A Walk on the Wild Side: Just outside Amsterdam is a landscape that shimmers like the Serengeti, with wildlife to match
Twenty miles or so east of Amsterdam, set between the new towns of Almere and Lelystad, and lying five metres below sea-level, is the youngest wilderness I have ever seen. The Oostvaardersplassen is now a vast region of grassland, reed-bed, shallow lake and ragged forest, over 6,000 hectares in extent. Sea eagles and marsh harriers hunt its wide skies, spoonbills and avocets stalk its marshes, and vast herds of red deer, wild ponies and Heck cattle graze its savannah.
But 40 years ago, the Oostvaardersplassen was underwater. Its name, which unfolds into English as “the place through which ships sail on the way from Amsterdam to the East Indies”, alludes to its former status as sea. The existence of the Oostvaardersplassen, like much of the coastal Netherlands, is due to the Dutch genius for hydro-engineering. In the 1930s the government began an audacious project to dyke off and dry out four massive areas of land to the east of Amsterdam, at the southerly end of the Zuiderzee. By 1968 three such “polders” had been created, with all of the reclaimed land earmarked in advance for industry, agriculture and conurbation.
Then came the oil crisis of 1973. The Dutch economy lapsed into recession. Development of the polders faltered. The area between Almere and Lelystad—which had never been fully drained—became home to egrets instead of factories. Sensing opportunity, a small but determined group of conservationists set out to strategise, proselytise and wheedle the Oostvaardersplassen into being as a nature reserve unlike any other: a slab of wild land in the heart of one of the world’s most densely settled nations.
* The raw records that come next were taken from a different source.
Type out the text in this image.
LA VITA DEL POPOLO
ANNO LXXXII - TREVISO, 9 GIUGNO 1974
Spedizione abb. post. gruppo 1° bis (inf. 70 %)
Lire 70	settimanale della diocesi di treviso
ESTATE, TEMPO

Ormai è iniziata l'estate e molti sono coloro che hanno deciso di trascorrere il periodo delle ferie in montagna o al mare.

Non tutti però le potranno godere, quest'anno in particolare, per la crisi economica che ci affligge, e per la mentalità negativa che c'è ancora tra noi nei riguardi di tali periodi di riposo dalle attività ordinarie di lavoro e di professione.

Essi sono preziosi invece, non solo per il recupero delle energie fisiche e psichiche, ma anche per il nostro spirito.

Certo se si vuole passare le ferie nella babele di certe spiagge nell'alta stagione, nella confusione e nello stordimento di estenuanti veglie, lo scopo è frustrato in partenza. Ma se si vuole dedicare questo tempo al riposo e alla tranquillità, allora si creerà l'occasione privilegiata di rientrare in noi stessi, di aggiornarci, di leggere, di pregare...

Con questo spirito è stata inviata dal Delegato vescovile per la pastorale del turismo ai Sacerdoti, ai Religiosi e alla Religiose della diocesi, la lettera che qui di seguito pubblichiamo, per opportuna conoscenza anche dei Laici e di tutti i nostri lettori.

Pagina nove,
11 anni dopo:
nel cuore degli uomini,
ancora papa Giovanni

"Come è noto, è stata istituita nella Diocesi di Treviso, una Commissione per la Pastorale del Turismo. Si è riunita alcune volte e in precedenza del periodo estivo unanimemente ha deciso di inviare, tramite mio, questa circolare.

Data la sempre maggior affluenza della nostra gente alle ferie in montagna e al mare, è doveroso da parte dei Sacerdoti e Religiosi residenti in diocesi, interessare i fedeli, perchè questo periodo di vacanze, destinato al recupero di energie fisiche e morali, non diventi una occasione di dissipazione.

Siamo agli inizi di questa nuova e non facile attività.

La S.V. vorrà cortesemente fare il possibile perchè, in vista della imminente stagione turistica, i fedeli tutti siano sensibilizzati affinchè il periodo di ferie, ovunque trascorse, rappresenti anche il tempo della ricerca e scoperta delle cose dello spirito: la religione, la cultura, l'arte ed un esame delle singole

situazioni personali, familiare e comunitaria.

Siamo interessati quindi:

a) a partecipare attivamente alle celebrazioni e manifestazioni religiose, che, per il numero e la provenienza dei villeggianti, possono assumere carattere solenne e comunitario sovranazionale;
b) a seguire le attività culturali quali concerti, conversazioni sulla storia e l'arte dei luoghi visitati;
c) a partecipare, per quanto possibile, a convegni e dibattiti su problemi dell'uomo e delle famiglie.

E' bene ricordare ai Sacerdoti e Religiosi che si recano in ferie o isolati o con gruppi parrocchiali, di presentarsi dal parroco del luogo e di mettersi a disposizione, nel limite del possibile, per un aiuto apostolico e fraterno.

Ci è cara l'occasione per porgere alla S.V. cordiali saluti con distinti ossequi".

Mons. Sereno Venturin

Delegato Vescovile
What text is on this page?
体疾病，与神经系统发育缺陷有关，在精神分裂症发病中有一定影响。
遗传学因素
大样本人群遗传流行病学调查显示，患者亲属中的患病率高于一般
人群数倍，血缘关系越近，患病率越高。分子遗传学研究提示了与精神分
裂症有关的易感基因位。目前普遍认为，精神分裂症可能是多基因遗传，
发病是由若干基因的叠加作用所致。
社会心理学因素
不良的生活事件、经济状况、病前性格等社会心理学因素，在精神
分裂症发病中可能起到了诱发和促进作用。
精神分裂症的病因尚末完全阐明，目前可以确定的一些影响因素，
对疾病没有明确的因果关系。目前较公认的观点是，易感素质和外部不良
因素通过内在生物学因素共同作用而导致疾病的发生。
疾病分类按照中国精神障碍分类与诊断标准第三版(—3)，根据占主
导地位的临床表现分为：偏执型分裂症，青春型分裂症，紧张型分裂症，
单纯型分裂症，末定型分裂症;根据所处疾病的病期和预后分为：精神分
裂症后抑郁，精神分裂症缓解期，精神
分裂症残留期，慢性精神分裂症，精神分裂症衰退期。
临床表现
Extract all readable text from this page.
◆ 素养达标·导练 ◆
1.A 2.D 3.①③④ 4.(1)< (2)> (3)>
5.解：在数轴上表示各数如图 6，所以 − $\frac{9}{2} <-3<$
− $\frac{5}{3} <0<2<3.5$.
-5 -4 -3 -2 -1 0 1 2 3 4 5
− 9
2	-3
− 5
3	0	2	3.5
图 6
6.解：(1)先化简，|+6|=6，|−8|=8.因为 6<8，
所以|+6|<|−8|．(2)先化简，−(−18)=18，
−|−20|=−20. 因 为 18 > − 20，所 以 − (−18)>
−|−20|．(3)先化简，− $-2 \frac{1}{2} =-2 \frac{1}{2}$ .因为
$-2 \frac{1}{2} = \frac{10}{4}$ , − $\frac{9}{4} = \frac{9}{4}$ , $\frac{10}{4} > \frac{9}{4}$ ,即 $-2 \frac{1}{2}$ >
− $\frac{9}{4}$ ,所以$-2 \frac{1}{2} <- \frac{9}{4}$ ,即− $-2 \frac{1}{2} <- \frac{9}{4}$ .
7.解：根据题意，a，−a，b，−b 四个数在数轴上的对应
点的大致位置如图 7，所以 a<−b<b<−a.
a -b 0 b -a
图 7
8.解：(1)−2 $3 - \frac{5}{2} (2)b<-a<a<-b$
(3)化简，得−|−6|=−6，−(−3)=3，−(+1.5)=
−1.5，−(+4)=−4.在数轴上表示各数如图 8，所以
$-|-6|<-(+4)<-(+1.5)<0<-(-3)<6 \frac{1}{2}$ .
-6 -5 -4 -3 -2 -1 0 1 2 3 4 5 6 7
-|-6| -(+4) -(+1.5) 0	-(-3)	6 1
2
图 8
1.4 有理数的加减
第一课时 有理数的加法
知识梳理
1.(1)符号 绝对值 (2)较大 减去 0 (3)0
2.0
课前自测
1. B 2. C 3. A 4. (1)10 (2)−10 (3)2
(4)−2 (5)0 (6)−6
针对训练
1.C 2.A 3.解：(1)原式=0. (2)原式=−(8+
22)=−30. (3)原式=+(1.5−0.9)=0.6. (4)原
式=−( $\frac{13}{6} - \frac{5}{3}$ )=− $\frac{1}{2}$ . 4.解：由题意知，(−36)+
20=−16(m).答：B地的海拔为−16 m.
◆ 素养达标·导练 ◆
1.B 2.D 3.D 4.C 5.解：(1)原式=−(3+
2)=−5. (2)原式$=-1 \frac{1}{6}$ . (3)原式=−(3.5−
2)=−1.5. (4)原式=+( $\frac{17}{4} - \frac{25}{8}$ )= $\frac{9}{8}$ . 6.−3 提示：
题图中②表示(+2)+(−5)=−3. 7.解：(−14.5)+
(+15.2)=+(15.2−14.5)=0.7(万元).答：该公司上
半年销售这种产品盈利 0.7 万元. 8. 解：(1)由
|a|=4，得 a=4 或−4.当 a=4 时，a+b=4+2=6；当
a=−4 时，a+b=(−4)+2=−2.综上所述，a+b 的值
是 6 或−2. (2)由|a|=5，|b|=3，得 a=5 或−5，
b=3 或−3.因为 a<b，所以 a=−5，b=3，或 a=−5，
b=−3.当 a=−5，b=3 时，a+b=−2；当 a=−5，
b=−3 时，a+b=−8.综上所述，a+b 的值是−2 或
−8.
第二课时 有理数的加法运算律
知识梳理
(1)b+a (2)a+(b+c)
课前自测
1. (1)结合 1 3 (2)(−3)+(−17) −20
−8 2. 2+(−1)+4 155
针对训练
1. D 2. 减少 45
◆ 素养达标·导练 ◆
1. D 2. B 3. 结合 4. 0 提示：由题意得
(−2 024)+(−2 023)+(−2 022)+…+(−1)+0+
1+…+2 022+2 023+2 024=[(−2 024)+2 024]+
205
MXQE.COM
Among European naturalists, the Oostvaardersplassen is a fabled place: radical in its permissive vision of how nature might be managed, and inspirational in its scale. I first heard tell of it a decade ago; this year, at last, I visited it. I caught a slow train out of Amsterdam, clacking past miles of suburb, and then miles of farmland: field and furrow, maize-stand and tulip row, straight-edged and ultra-ordered.